(Tom McCarthy, 2015)
Spotlight has a great real-life story as raw material. It also has an outstanding cast of character actors and movie stars all committing fearlessly to this treatment of that story. What it does not have is a writer-director with any real feel for cinema.
That's not to say there is nothing to recommend in Spotlight; it is an engrossing, beautifully-acted procedural, with plenty of finely-observed details that bring the story and world to life. It's screenplay has some nice moments and a few fine characters.
Previous true-life procedurals like All the Presidents Men and the Insider combined sharp scripts and great actors with bravura direction. It's just that I don't think McCarthy is capable of "bravura". He is fantastic with actors, and this film is really well paced, giving out just enough exposition to keep an audience interested but never enough to slow things down so much that they might become bored.
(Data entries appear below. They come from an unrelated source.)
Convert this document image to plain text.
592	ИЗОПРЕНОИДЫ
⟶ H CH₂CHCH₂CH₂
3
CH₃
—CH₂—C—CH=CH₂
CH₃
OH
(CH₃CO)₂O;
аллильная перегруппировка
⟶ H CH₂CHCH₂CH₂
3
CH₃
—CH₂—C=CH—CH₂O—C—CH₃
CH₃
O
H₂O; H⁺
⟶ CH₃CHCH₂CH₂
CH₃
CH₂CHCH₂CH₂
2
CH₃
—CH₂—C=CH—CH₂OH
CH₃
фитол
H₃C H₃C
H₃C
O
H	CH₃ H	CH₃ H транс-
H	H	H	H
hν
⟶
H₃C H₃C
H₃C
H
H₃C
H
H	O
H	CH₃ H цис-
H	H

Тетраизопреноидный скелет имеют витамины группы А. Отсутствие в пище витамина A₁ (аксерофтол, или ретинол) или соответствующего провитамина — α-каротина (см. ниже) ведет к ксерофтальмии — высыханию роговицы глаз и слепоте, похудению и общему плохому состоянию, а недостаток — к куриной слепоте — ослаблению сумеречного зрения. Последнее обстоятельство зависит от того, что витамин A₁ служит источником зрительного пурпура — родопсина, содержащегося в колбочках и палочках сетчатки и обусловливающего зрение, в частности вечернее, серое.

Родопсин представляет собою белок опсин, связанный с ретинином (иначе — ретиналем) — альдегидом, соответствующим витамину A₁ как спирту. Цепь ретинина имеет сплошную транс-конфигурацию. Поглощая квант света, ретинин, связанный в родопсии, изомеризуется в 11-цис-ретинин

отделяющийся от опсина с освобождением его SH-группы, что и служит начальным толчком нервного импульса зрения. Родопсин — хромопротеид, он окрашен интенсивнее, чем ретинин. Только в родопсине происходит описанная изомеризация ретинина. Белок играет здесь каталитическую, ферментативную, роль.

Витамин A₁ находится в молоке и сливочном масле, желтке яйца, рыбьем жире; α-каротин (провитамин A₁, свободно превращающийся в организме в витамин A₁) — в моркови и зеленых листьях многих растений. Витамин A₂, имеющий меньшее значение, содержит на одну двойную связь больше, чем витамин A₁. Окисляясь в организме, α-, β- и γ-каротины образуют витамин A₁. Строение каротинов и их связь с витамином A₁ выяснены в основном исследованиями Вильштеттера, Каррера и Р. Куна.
The story follows a specialist team of reporters at the Boston Globe as they investigate a story of the Catholic Church and it's decade-long cover-up of paedophile priests. Those reporters are played by the likes of Michael Keaton, Mark Ruffalo and Rachel McAdams while Liev Schrieber appears as the new Editor of the Paper, an outsider and Jew, who pushes for the story to the displeasure of most of the city, it seems.
McCarthy shoots it all like it's television. From 1997. Flat, "realistic" lighting, dull blocking and compositions. The camera moves little, and never with any real sense of purpose, either thematic or aesthetic. It feels as if he has learned to direct from a book of How to Direct. Directing: a Fools Guide, perhaps?
It's a shame, because this could and should be an important film about a hugely controversial topic. Instead it is a mediocrity; never bad - its far too tasteful for that - but never great either.